Extinta pela Justiça Federal por tratar-se de associação criminosa voltada para dominar mercado em que atua, sobrevida da ANTV está por um fio

A sobrevida concedida provisoriamente pelo ministro Napoleão Nunes Maia Filho, do Superior Tribunal de Justiça (STJ), à Associação Nacional das Empresas Transportadoras de Veículos (ANTV) está por um fio. A entidade, extinta compulsoriamente pela Justiça Federal do Rio Grande do Sul – após ter sido condenada por participação ativa no cartel que controla o setor de transporte de veículos novos em todo o país – ajuizou conflito de competência entre duas ações civis públicas em tribunais regionais federais: uma na 4ª Região (Rio Grande do Sul) e outra na 1ª (Brasília). Por conta disso, conseguiu suspender temporariamente a execução da sentença que determina a extinção da entidade. Caso o mérito do pedido de conflito de competência seja rejeitado pelo STJ, a ANTV deverá ser extinta definitivamente. Na semana passada, o portal Livre Concorrência teve acesso com exclusividade ao parecer da subprocuradora-geral da República Denise Vinci Tulio, no qual ela pede o “não conhecimento” do conflito de competência.
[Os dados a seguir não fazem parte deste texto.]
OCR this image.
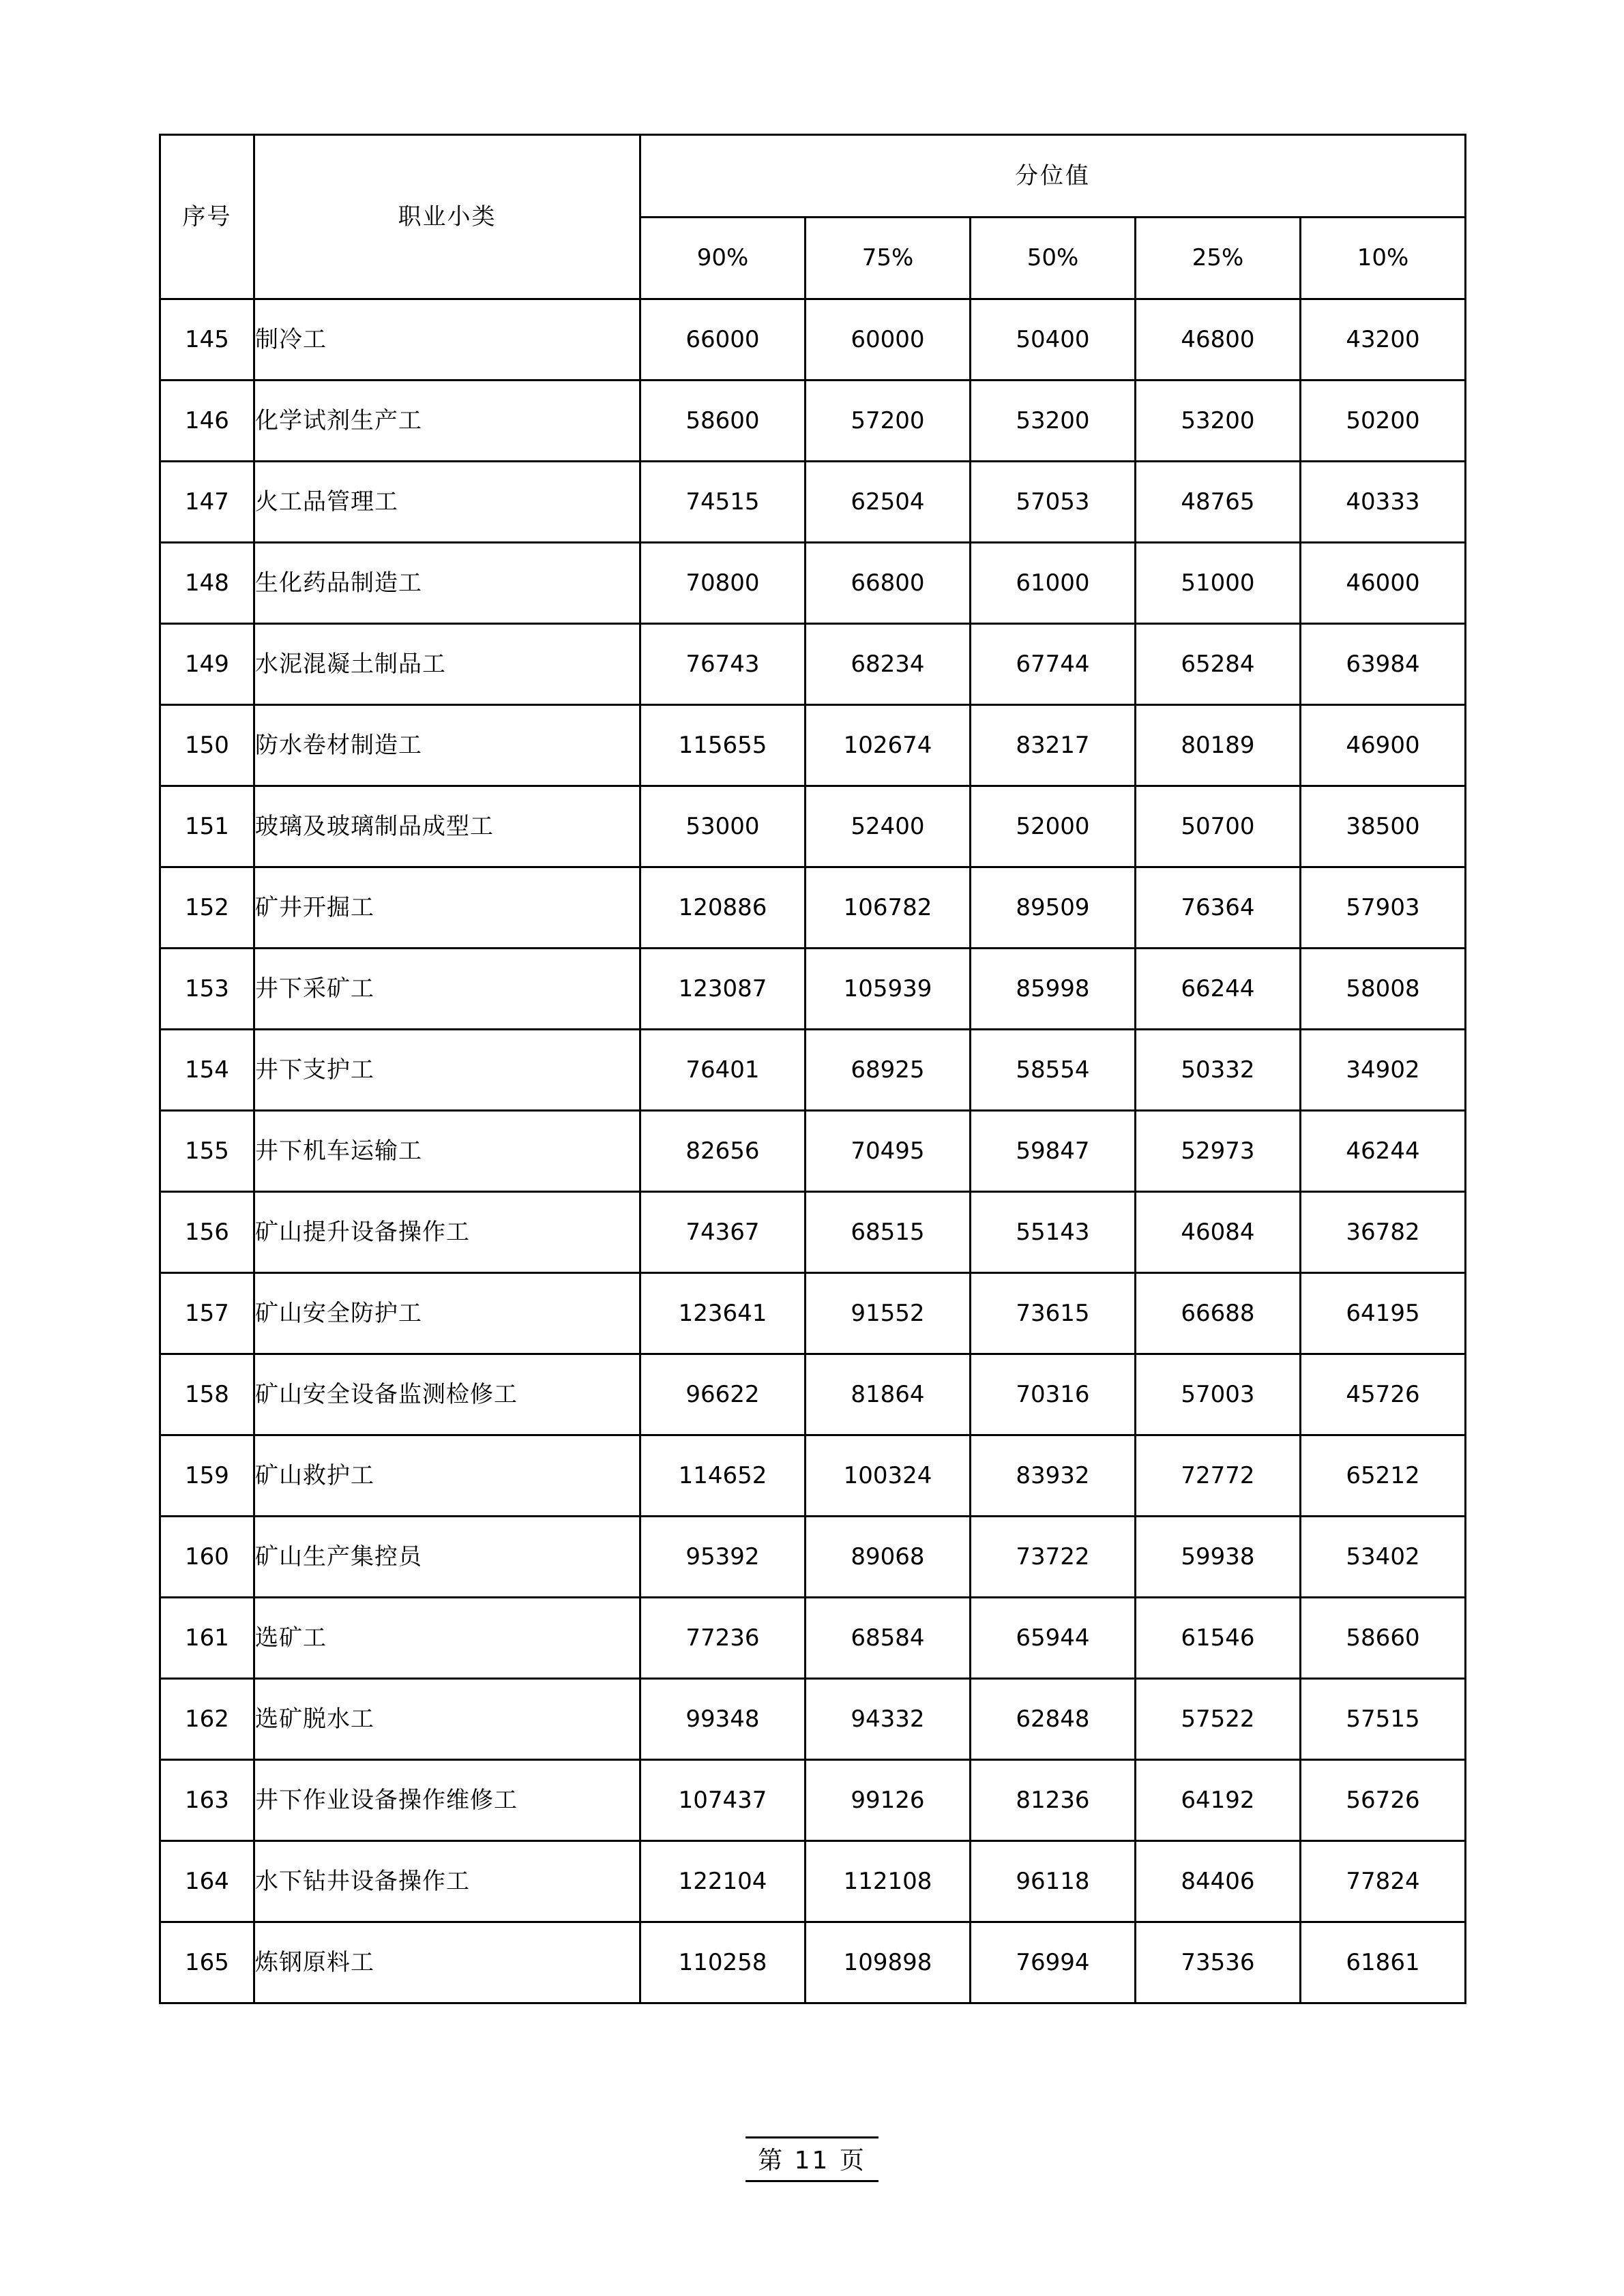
序号	职业小类	分位值				
		90%	75%	50%	25%	10%
145	制冷工	66000	60000	50400	46800	43200
146	化学试剂生产工	58600	57200	53200	53200	50200
147	火工品管理工	74515	62504	57053	48765	40333
148	生化药品制造工	70800	66800	61000	51000	46000
149	水泥混凝土制品工	76743	68234	67744	65284	63984
150	防水卷材制造工	115655	102674	83217	80189	46900
151	玻璃及玻璃制品成型工	53000	52400	52000	50700	38500
152	矿井开掘工	120886	106782	89509	76364	57903
153	井下采矿工	123087	105939	85998	66244	58008
154	井下支护工	76401	68925	58554	50332	34902
155	井下机车运输工	82656	70495	59847	52973	46244
156	矿山提升设备操作工	74367	68515	55143	46084	36782
157	矿山安全防护工	123641	91552	73615	66688	64195
158	矿山安全设备监测检修工	96622	81864	70316	57003	45726
159	矿山救护工	114652	100324	83932	72772	65212
160	矿山生产集控员	95392	89068	73722	59938	53402
161	选矿工	77236	68584	65944	61546	58660
162	选矿脱水工	99348	94332	62848	57522	57515
163	井下作业设备操作维修工	107437	99126	81236	64192	56726
164	水下钻井设备操作工	122104	112108	96118	84406	77824
165	炼钢原料工	110258	109898	76994	73536	61861
第 11 页
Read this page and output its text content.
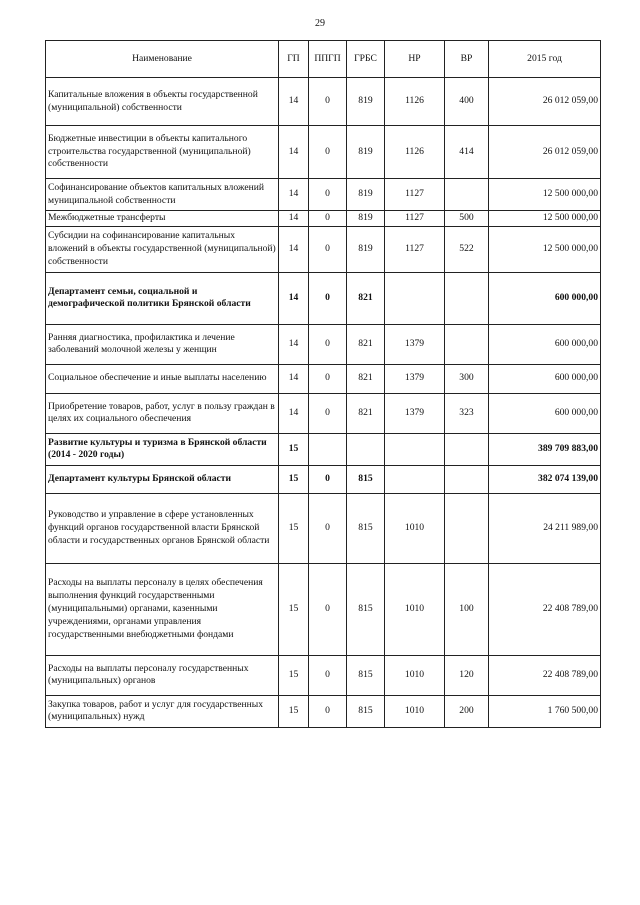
29
Наименование	ГП	ППГП	ГРБС	НР	ВР	2015 год
Капитальные вложения в объекты государственной (муниципальной) собственности	14	0	819	1126	400	26 012 059,00
Бюджетные инвестиции в объекты капитального строительства государственной (муниципальной) собственности	14	0	819	1126	414	26 012 059,00
Софинансирование объектов капитальных вложений муниципальной собственности	14	0	819	1127		12 500 000,00
Межбюджетные трансферты	14	0	819	1127	500	12 500 000,00
Субсидии на софинансирование капитальных вложений в объекты государственной (муниципальной) собственности	14	0	819	1127	522	12 500 000,00
Департамент семьи, социальной и демографической политики Брянской области	14	0	821			600 000,00
Ранняя диагностика, профилактика и лечение заболеваний молочной железы у женщин	14	0	821	1379		600 000,00
Социальное обеспечение и иные выплаты населению	14	0	821	1379	300	600 000,00
Приобретение товаров, работ, услуг в пользу граждан в целях их социального обеспечения	14	0	821	1379	323	600 000,00
Развитие культуры и туризма в Брянской области (2014 - 2020 годы)	15					389 709 883,00
Департамент культуры Брянской области	15	0	815			382 074 139,00
Руководство и управление в сфере установленных функций органов государственной власти Брянской области и государственных органов Брянской области	15	0	815	1010		24 211 989,00
Расходы на выплаты персоналу в целях обеспечения выполнения функций государственными (муниципальными) органами, казенными учреждениями, органами управления государственными внебюджетными фондами	15	0	815	1010	100	22 408 789,00
Расходы на выплаты персоналу государственных (муниципальных) органов	15	0	815	1010	120	22 408 789,00
Закупка товаров, работ и услуг для государственных (муниципальных) нужд	15	0	815	1010	200	1 760 500,00
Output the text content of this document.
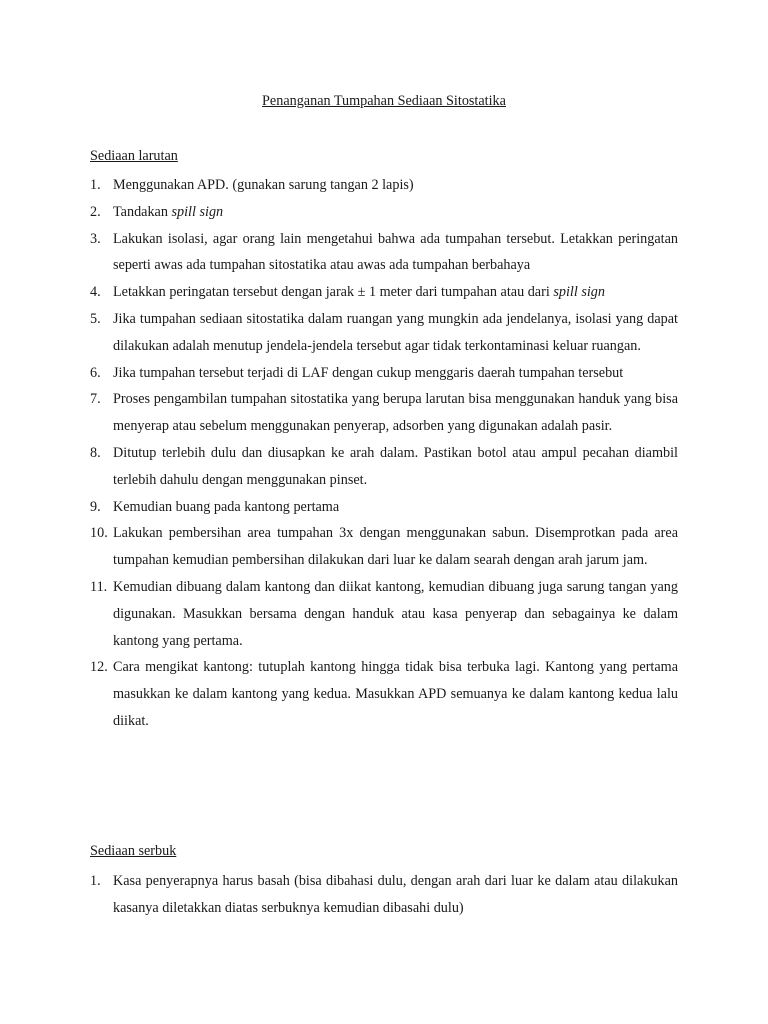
Penanganan Tumpahan Sediaan Sitostatika
Sediaan larutan
1. Menggunakan APD. (gunakan sarung tangan 2 lapis)
2. Tandakan spill sign
3. Lakukan isolasi, agar orang lain mengetahui bahwa ada tumpahan tersebut. Letakkan peringatan seperti awas ada tumpahan sitostatika atau awas ada tumpahan berbahaya
4. Letakkan peringatan tersebut dengan jarak ± 1 meter dari tumpahan atau dari spill sign
5. Jika tumpahan sediaan sitostatika dalam ruangan yang mungkin ada jendelanya, isolasi yang dapat dilakukan adalah menutup jendela-jendela tersebut agar tidak terkontaminasi keluar ruangan.
6. Jika tumpahan tersebut terjadi di LAF dengan cukup menggaris daerah tumpahan tersebut
7. Proses pengambilan tumpahan sitostatika yang berupa larutan bisa menggunakan handuk yang bisa menyerap atau sebelum menggunakan penyerap, adsorben yang digunakan adalah pasir.
8. Ditutup terlebih dulu dan diusapkan ke arah dalam. Pastikan botol atau ampul pecahan diambil terlebih dahulu dengan menggunakan pinset.
9. Kemudian buang pada kantong pertama
10. Lakukan pembersihan area tumpahan 3x dengan menggunakan sabun. Disemprotkan pada area tumpahan kemudian pembersihan dilakukan dari luar ke dalam searah dengan arah jarum jam.
11. Kemudian dibuang dalam kantong dan diikat kantong, kemudian dibuang juga sarung tangan yang digunakan. Masukkan bersama dengan handuk atau kasa penyerap dan sebagainya ke dalam kantong yang pertama.
12. Cara mengikat kantong: tutuplah kantong hingga tidak bisa terbuka lagi. Kantong yang pertama masukkan ke dalam kantong yang kedua. Masukkan APD semuanya ke dalam kantong kedua lalu diikat.
Sediaan serbuk
1. Kasa penyerapnya harus basah (bisa dibahasi dulu, dengan arah dari luar ke dalam atau dilakukan kasanya diletakkan diatas serbuknya kemudian dibasahi dulu)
A representante do Ministério Público Federal ressalta que a entidade já teve um de seus ex-presidentes condenados em ação penal por formação de cartel. A ANTV, destaca a subprocuradora, também atuou em conluio com General Motors do Brasil, Luiz Moan Yabiku Júnior (diretor da montadora à época do processo) e Sindicato Nacional dos Cegonheiros (Sinaceg, ex-Sindicam). Todos foram condenados por fixar artificialmente valor do frete de veículos novos e impedir a entrada de novas transportadoras no setor.

Mesmo condenada, a ANTV, segundo o procurador regional da República da 4ª Região, Juarez Mercante, segue agindo para evitar a entrada de novos operadores no bilionário mercado de transporte de veículos novos.

Na sentença da Justiça Federal do Rio Grande do Sul que condenou a ANTV à extinção, o juiz Altair Antonio Gregorio proferiu, em 11 de março de 2016:

“No caso dos autos, restou provado que a ANTV foi criada única e exclusivamente com a finalidade de regulação do mercado de transportes em proveito das – poucas – empresas que a compõe.”

Ao pedir o fim da ANTV, o próprio Ministério Público revelou o porquê da existência da entidade:

“Requer o MPF a desconstituição da ANTV, por tratar-se de associação cuja prática associativa está voltada para fins ilícitos com reflexos no domínio do mercado no setor de transporte, impedindo o ingresso de novos agentes econômicos no setor e liderando a atuação de suas associadas.”

Quase 20 anos de luta para acabar com cartel que controla o mercado
Ainda sobre o parecer no qual o MPF pede a rejeição do conflito de competência, a subprocuradora Denise Vinci Tulio lembra ao ministro do STJ o trabalho desenvolvido pelo MPF:

“Desde 2007, portando há mais de dez anos, vem tentando promover a abertura deste mercado, onde não há liberdade para os agentes econômicos não pertencentes à ANTV dele participarem.”

A ANTV representa os interesses de duas transportadoras que juntas controlam mais de 90% dos fretes do setor: Sada e Tegma (foto de abertura).

O portal Livre Concorrência esclarece que a atuação do MPF nesse segmento econômico  data do ano de 2000, quando o Sindicato dos Cegonheiros do Rio Grande do Sul (Sintravers) formulou a primeira denúncia oficial de formação de cartel, o que gerou a ação civil pública ajuizada em 2002. Um ano depois, uma ação penal começou a tramitar. O novo processo resultou na condenação, em 2006, de Luiz Moan Yabiju Júnior (diretor da GMB), Aliberto Alves (presidente do Sinaceg, ex-Sindicam) e Paulo Roberto Guedes (presidente da ANTV). Até hoje nenhum cumpriu as penas impostas pela Justiça Federal. Luiz Moan conseguiu a decretação de prescrição da pena.